(27/04/2016)
MEDITERRANEO ANTICO


di Rina Di Giorgio Cavaliere

Il mondo in cui viviamo è sempre più il risultato di cambiamenti, spostamenti, migrazioni provvisorie o definitive, fughe per i meno fortunati. Sabato 16 aprile scorso abbiamo seguito in diretta televisiva, con commozione, la visita del Papa a Lesbo. Abbiamo conosciuto volti e storie dei migranti; dodici dei quali, rifugiati musulmani, sono arrivati a Roma con il Pontefice. Lesbo è un’isola greca situata nell’Egeo nord-orientale, di fronte alle coste della penisola anatolica. Il centro principale è Mitilene. Con una superficie di 1.630 km² è la terza maggiore isola greca per superficie e l’ottava del Mediterraneo; un mare la cui storia si perde nella profondità dei secoli e dei popoli che lo hanno attraversato. Le stratificazioni archeologiche, il sovrapporsi di elementi mediterranei e di altre civiltà, testimoniano eloquentemente la complessa vicenda storica e umana di queste isole.

Area mediterranea, dunque, intesa storicamente come crogiolo di civiltà, punto d’incontro, scontro e contaminazione di apporti culturali diversificati, ma interconnessi, che la caratterizzano ancora oggi come espressione di Intercultura.

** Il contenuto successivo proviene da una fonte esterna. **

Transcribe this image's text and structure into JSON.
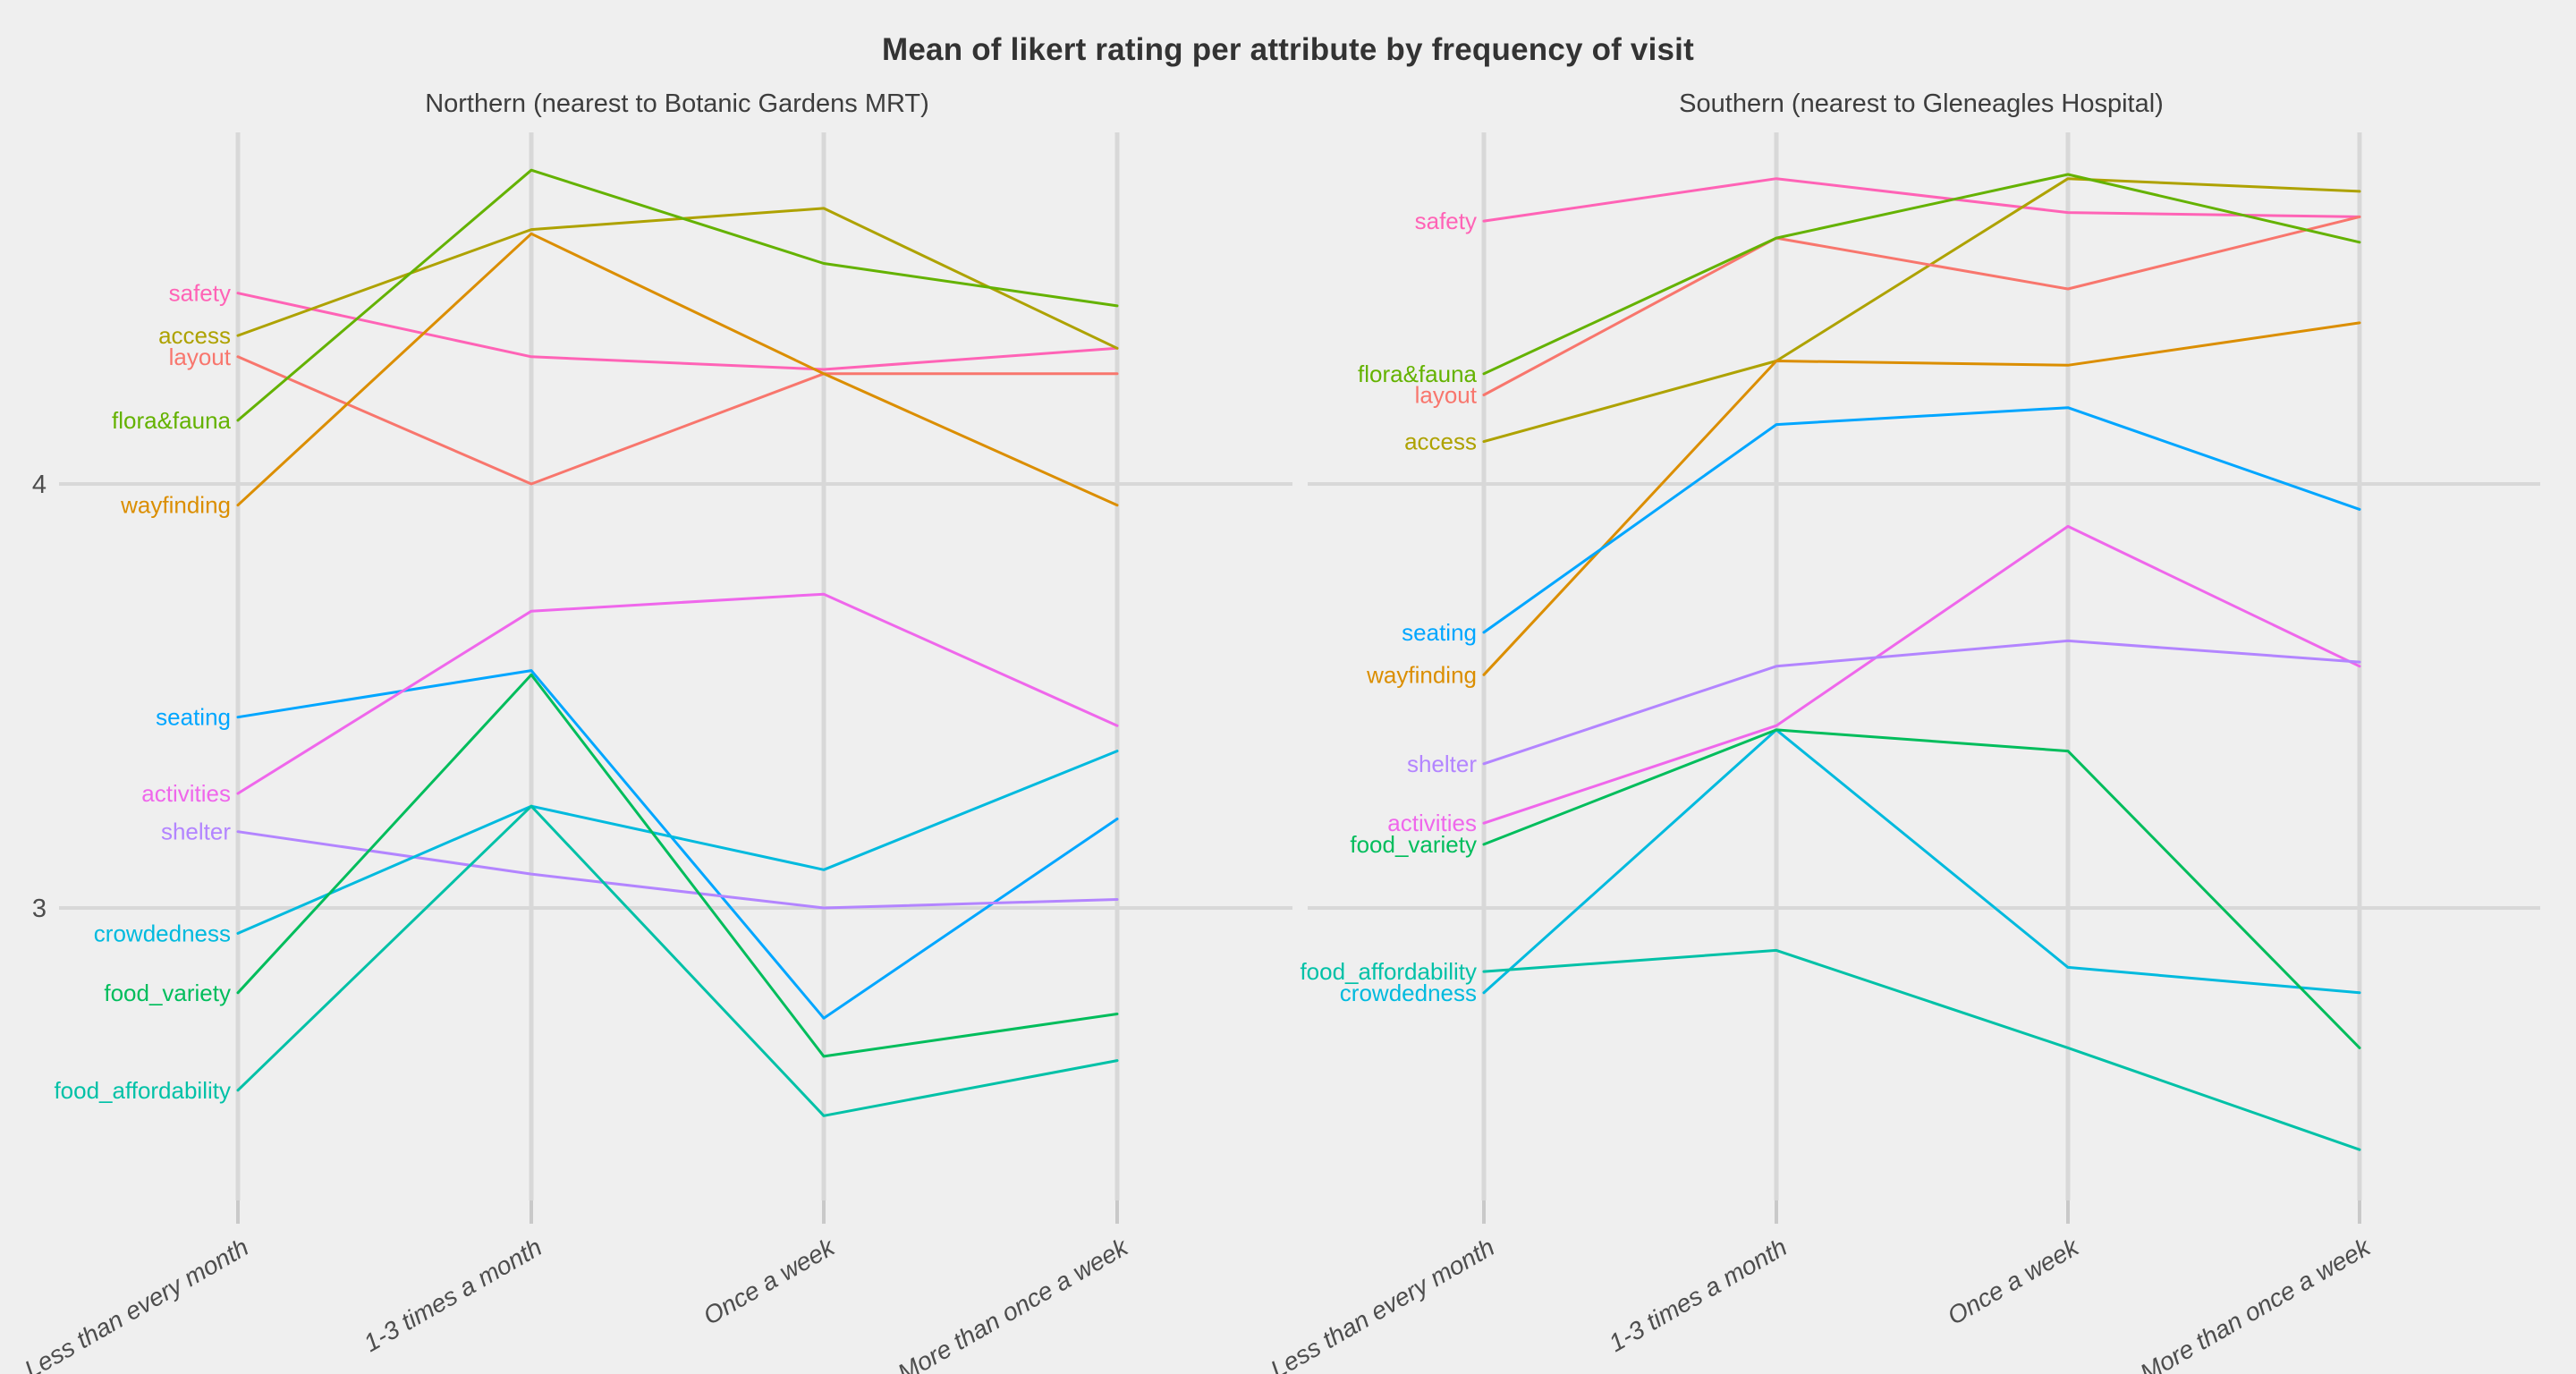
{
  "chart_data": {
    "type": "line",
    "title": "Mean of likert rating per attribute by frequency of visit",
    "categories": [
      "Less than every month",
      "1-3 times a month",
      "Once a week",
      "More than once a week"
    ],
    "xlabel": "",
    "ylabel": "",
    "ylim": [
      2.3,
      4.9
    ],
    "grid": "major-only",
    "legend_position": "direct-labels-left-of-first-point",
    "y_ticks": [
      {
        "label": "4",
        "value": 4
      },
      {
        "label": "3",
        "value": 3
      }
    ],
    "panels": [
      {
        "title": "Northern (nearest to Botanic Gardens MRT)",
        "series": [
          {
            "name": "safety",
            "color": "#FF63B6",
            "values": [
              4.45,
              4.3,
              4.27,
              4.32
            ]
          },
          {
            "name": "access",
            "color": "#AEA200",
            "values": [
              4.35,
              4.6,
              4.65,
              4.32
            ]
          },
          {
            "name": "layout",
            "color": "#F8766D",
            "values": [
              4.3,
              4.0,
              4.26,
              4.26
            ]
          },
          {
            "name": "flora&fauna",
            "color": "#64B200",
            "values": [
              4.15,
              4.74,
              4.52,
              4.42
            ]
          },
          {
            "name": "wayfinding",
            "color": "#DB8E00",
            "values": [
              3.95,
              4.59,
              4.26,
              3.95
            ]
          },
          {
            "name": "seating",
            "color": "#00A6FF",
            "values": [
              3.45,
              3.56,
              2.74,
              3.21
            ]
          },
          {
            "name": "activities",
            "color": "#EF67EB",
            "values": [
              3.27,
              3.7,
              3.74,
              3.43
            ]
          },
          {
            "name": "shelter",
            "color": "#B385FF",
            "values": [
              3.18,
              3.08,
              3.0,
              3.02
            ]
          },
          {
            "name": "crowdedness",
            "color": "#00BADE",
            "values": [
              2.94,
              3.24,
              3.09,
              3.37
            ]
          },
          {
            "name": "food_variety",
            "color": "#00BD5C",
            "values": [
              2.8,
              3.55,
              2.65,
              2.75
            ]
          },
          {
            "name": "food_affordability",
            "color": "#00C1A7",
            "values": [
              2.57,
              3.24,
              2.51,
              2.64
            ]
          }
        ]
      },
      {
        "title": "Southern (nearest to Gleneagles Hospital)",
        "series": [
          {
            "name": "safety",
            "color": "#FF63B6",
            "values": [
              4.62,
              4.72,
              4.64,
              4.63
            ]
          },
          {
            "name": "access",
            "color": "#AEA200",
            "values": [
              4.1,
              4.29,
              4.72,
              4.69
            ]
          },
          {
            "name": "layout",
            "color": "#F8766D",
            "values": [
              4.21,
              4.58,
              4.46,
              4.63
            ]
          },
          {
            "name": "flora&fauna",
            "color": "#64B200",
            "values": [
              4.26,
              4.58,
              4.73,
              4.57
            ]
          },
          {
            "name": "wayfinding",
            "color": "#DB8E00",
            "values": [
              3.55,
              4.29,
              4.28,
              4.38
            ]
          },
          {
            "name": "seating",
            "color": "#00A6FF",
            "values": [
              3.65,
              4.14,
              4.18,
              3.94
            ]
          },
          {
            "name": "activities",
            "color": "#EF67EB",
            "values": [
              3.2,
              3.43,
              3.9,
              3.57
            ]
          },
          {
            "name": "shelter",
            "color": "#B385FF",
            "values": [
              3.34,
              3.57,
              3.63,
              3.58
            ]
          },
          {
            "name": "crowdedness",
            "color": "#00BADE",
            "values": [
              2.8,
              3.42,
              2.86,
              2.8
            ]
          },
          {
            "name": "food_variety",
            "color": "#00BD5C",
            "values": [
              3.15,
              3.42,
              3.37,
              2.67
            ]
          },
          {
            "name": "food_affordability",
            "color": "#00C1A7",
            "values": [
              2.85,
              2.9,
              2.67,
              2.43
            ]
          }
        ]
      }
    ],
    "colors": {
      "background": "#EFEFEF",
      "gridline": "#D8D8D8",
      "tick_mark": "#C9C9C9",
      "axis_text": "#4D4D4D",
      "title_text": "#333333"
    }
  }
}
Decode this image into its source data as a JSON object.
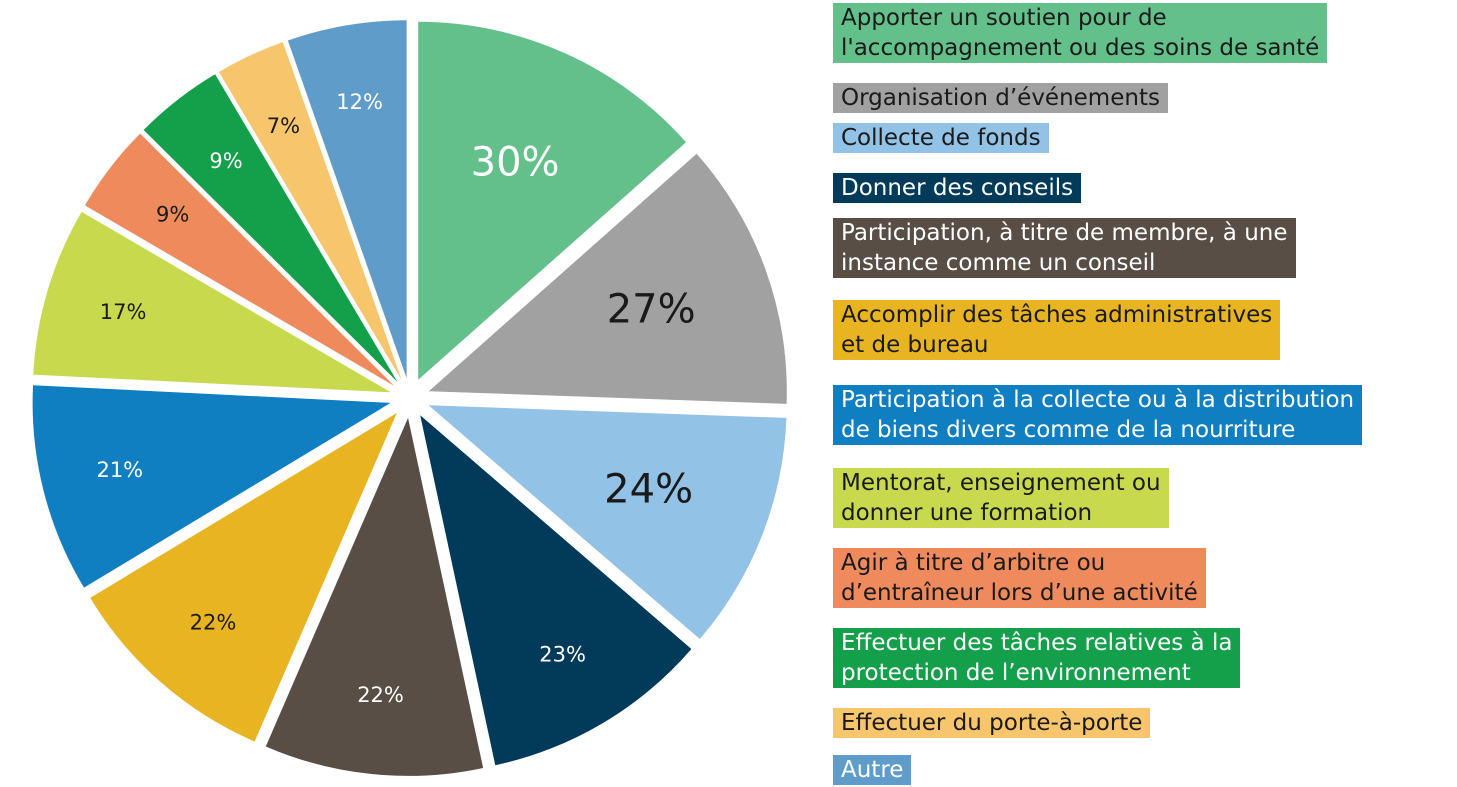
{
  "chart_data": {
    "type": "pie",
    "categories": [
      "Apporter un soutien pour de\nl'accompagnement ou des soins de santé",
      "Organisation d’événements",
      "Collecte de fonds",
      "Donner des conseils",
      "Participation, à titre de membre, à une\ninstance comme un conseil",
      "Accomplir des tâches administratives\net de bureau",
      "Participation à la collecte ou à la distribution\nde biens divers comme de la nourriture",
      "Mentorat, enseignement ou\ndonner une formation",
      "Agir à titre d’arbitre ou\nd’entraîneur lors d’une activité",
      "Effectuer des tâches relatives à la\nprotection de l’environnement",
      "Effectuer du porte-à-porte",
      "Autre"
    ],
    "values": [
      30,
      27,
      24,
      23,
      22,
      22,
      21,
      17,
      9,
      9,
      7,
      12
    ],
    "value_labels": [
      "30%",
      "27%",
      "24%",
      "23%",
      "22%",
      "22%",
      "21%",
      "17%",
      "9%",
      "9%",
      "7%",
      "12%"
    ],
    "colors": [
      "#63c08a",
      "#a0a1a0",
      "#93c2e7",
      "#023a5a",
      "#584e46",
      "#e8b422",
      "#0f7fc1",
      "#c9d94d",
      "#ef8a5c",
      "#14a04a",
      "#f7c56b",
      "#5f9cca"
    ],
    "label_colors": [
      "#ffffff",
      "#1a1a1a",
      "#1a1a1a",
      "#ffffff",
      "#ffffff",
      "#1a1a1a",
      "#ffffff",
      "#1a1a1a",
      "#1a1a1a",
      "#ffffff",
      "#1a1a1a",
      "#ffffff"
    ],
    "legend_text_colors": [
      "#1a1a1a",
      "#1a1a1a",
      "#1a1a1a",
      "#ffffff",
      "#ffffff",
      "#1a1a1a",
      "#ffffff",
      "#1a1a1a",
      "#1a1a1a",
      "#ffffff",
      "#1a1a1a",
      "#ffffff"
    ]
  }
}
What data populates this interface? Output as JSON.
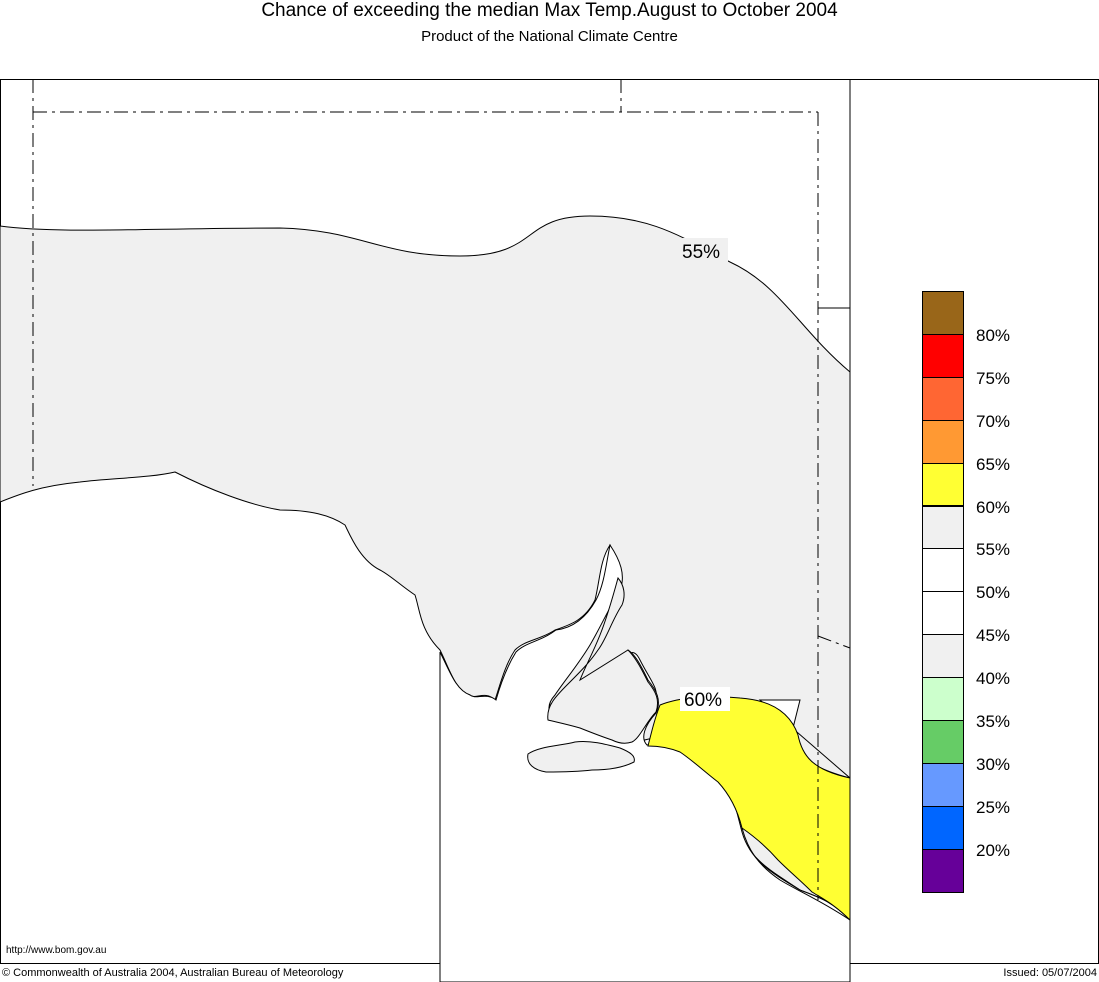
{
  "header": {
    "title": "Chance of exceeding the median Max Temp.August to October 2004",
    "subtitle": "Product of the National Climate Centre"
  },
  "map": {
    "contours": [
      {
        "label": "55%",
        "fill": "#f0f0f0"
      },
      {
        "label": "60%",
        "fill": "#ffff33"
      }
    ]
  },
  "legend": {
    "colors": [
      "#996619",
      "#ff0000",
      "#ff6633",
      "#ff9933",
      "#ffff33",
      "#f0f0f0",
      "#ffffff",
      "#ffffff",
      "#f0f0f0",
      "#ccffcc",
      "#66cc66",
      "#6699ff",
      "#0066ff",
      "#660099"
    ],
    "labels": [
      "80%",
      "75%",
      "70%",
      "65%",
      "60%",
      "55%",
      "50%",
      "45%",
      "40%",
      "35%",
      "30%",
      "25%",
      "20%"
    ]
  },
  "footer": {
    "url": "http://www.bom.gov.au",
    "copyright": "© Commonwealth of Australia 2004, Australian Bureau of Meteorology",
    "issued": "Issued: 05/07/2004"
  }
}
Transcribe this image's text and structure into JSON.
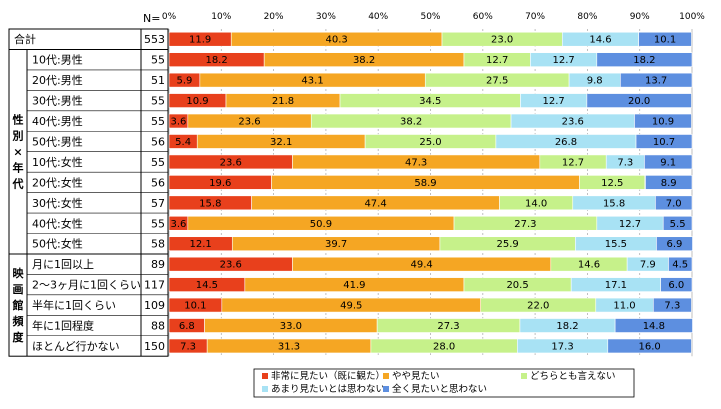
{
  "chart_data": {
    "type": "bar",
    "orientation": "horizontal",
    "stacked": true,
    "n_header": "N=",
    "x_ticks": [
      "0%",
      "10%",
      "20%",
      "30%",
      "40%",
      "50%",
      "60%",
      "70%",
      "80%",
      "90%",
      "100%"
    ],
    "xlim": [
      0,
      100
    ],
    "grid": true,
    "legend_position": "bottom",
    "series": [
      {
        "name": "非常に見たい（既に観た）",
        "color": "#e8401c"
      },
      {
        "name": "やや見たい",
        "color": "#f5a623"
      },
      {
        "name": "どちらとも言えない",
        "color": "#c6f18a"
      },
      {
        "name": "あまり見たいとは思わない",
        "color": "#a8e2f4"
      },
      {
        "name": "全く見たいと思わない",
        "color": "#5d8fe0"
      }
    ],
    "groups": [
      {
        "label": "",
        "rows": 1
      },
      {
        "label": "性別×年代",
        "rows": 10
      },
      {
        "label": "映画館頻度",
        "rows": 5
      }
    ],
    "rows": [
      {
        "category": "合計",
        "n": "553",
        "values": [
          11.9,
          40.3,
          23.0,
          14.6,
          10.1
        ]
      },
      {
        "category": "10代:男性",
        "n": "55",
        "values": [
          18.2,
          38.2,
          12.7,
          12.7,
          18.2
        ]
      },
      {
        "category": "20代:男性",
        "n": "51",
        "values": [
          5.9,
          43.1,
          27.5,
          9.8,
          13.7
        ]
      },
      {
        "category": "30代:男性",
        "n": "55",
        "values": [
          10.9,
          21.8,
          34.5,
          12.7,
          20.0
        ]
      },
      {
        "category": "40代:男性",
        "n": "55",
        "values": [
          3.6,
          23.6,
          38.2,
          23.6,
          10.9
        ]
      },
      {
        "category": "50代:男性",
        "n": "56",
        "values": [
          5.4,
          32.1,
          25.0,
          26.8,
          10.7
        ]
      },
      {
        "category": "10代:女性",
        "n": "55",
        "values": [
          23.6,
          47.3,
          12.7,
          7.3,
          9.1
        ]
      },
      {
        "category": "20代:女性",
        "n": "56",
        "values": [
          19.6,
          58.9,
          12.5,
          null,
          8.9
        ]
      },
      {
        "category": "30代:女性",
        "n": "57",
        "values": [
          15.8,
          47.4,
          14.0,
          15.8,
          7.0
        ]
      },
      {
        "category": "40代:女性",
        "n": "55",
        "values": [
          3.6,
          50.9,
          27.3,
          12.7,
          5.5
        ]
      },
      {
        "category": "50代:女性",
        "n": "58",
        "values": [
          12.1,
          39.7,
          25.9,
          15.5,
          6.9
        ]
      },
      {
        "category": "月に1回以上",
        "n": "89",
        "values": [
          23.6,
          49.4,
          14.6,
          7.9,
          4.5
        ]
      },
      {
        "category": "2～3ヶ月に1回くらい",
        "n": "117",
        "values": [
          14.5,
          41.9,
          20.5,
          17.1,
          6.0
        ]
      },
      {
        "category": "半年に1回くらい",
        "n": "109",
        "values": [
          10.1,
          49.5,
          22.0,
          11.0,
          7.3
        ]
      },
      {
        "category": "年に1回程度",
        "n": "88",
        "values": [
          6.8,
          33.0,
          27.3,
          18.2,
          14.8
        ]
      },
      {
        "category": "ほとんど行かない",
        "n": "150",
        "values": [
          7.3,
          31.3,
          28.0,
          17.3,
          16.0
        ]
      }
    ]
  }
}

Possiamo prendere l’avvio dalla lettura del testo “Mediterranèe” di Fernand Braudel, dall’ampia visione, estesa a millenni, che egli traccia e che va dagli albori della civiltà mediterranea all’affermarsi di tecniche e commerci, ma anche di saggezza e di un’arte di vivere. Sempre dalle pagine di Braudel apprendiamo notizie sulla pesca, sul disboscamento, sulla coltivazione del suolo e sulle arti fiorite in questo bacino (egli si riferisce in particolare a Venezia).

Non possiamo prescindere dalla conoscenza ricca e approfondita della storia antica, dal valore formativo e civile che hanno molto aspetti dello studio del lontano passato. Verifichiamo così il passaggio da una storia che faceva perno sul Mediterraneo e l’Europa, a quella odierna programmaticamente mondiale. Siamo consapevoli di essere cittadini del mondo, per questo dobbiamo sottolineare la necessità e l’utilità della diversità, e porre le basi per un’educazione multiculturale.

Come non riflettere sul tema della diversità nella prospettiva dell’attuale globalizzazione, in cui si assiste al progressivo venir meno delle differenze per quello che riguarda per esempio la biodiversità; ogni sei ore una specie vegetale scompare dalla terra; se si abbattono le foreste e si distrugge la biodiversità molte specie spariranno, senza che l’uomo abbia fatto in tempo a conoscerle. O ancora la progressiva scomparsa di molte lingue; un tempo le lingue parlate erano diecimila, ogni anno ne scompare una sessantina. Così la diversità nella cultura quotidiana: abitudini alimentari, dialetti, giochi . . .

Risulta in ogni caso evidente la sostanziale unitarietà dello sviluppo storico nell’area del Mediterraneo; il valore fondamentale dei contatti e dello scambio non solo di merci, ma anche di notizie, informazioni e tendenze. Là vi sono radici di una storia culturalmente comune la cui ricchezza è stata sempre funzione diretta della capacità di assorbimento e confronto con l’altro; valorizzazione delle esperienze diverse dalle proprie. Per la costruzione di un atteggiamento non grettamente nazionalistico è fondamentale conoscere e apprezzare il contributo che tutte le altre culture hanno dato alla nostra e concepire ogni civiltà come il prodotto complesso di apporti, interazioni e scambi molto vivi sin dall’antichità.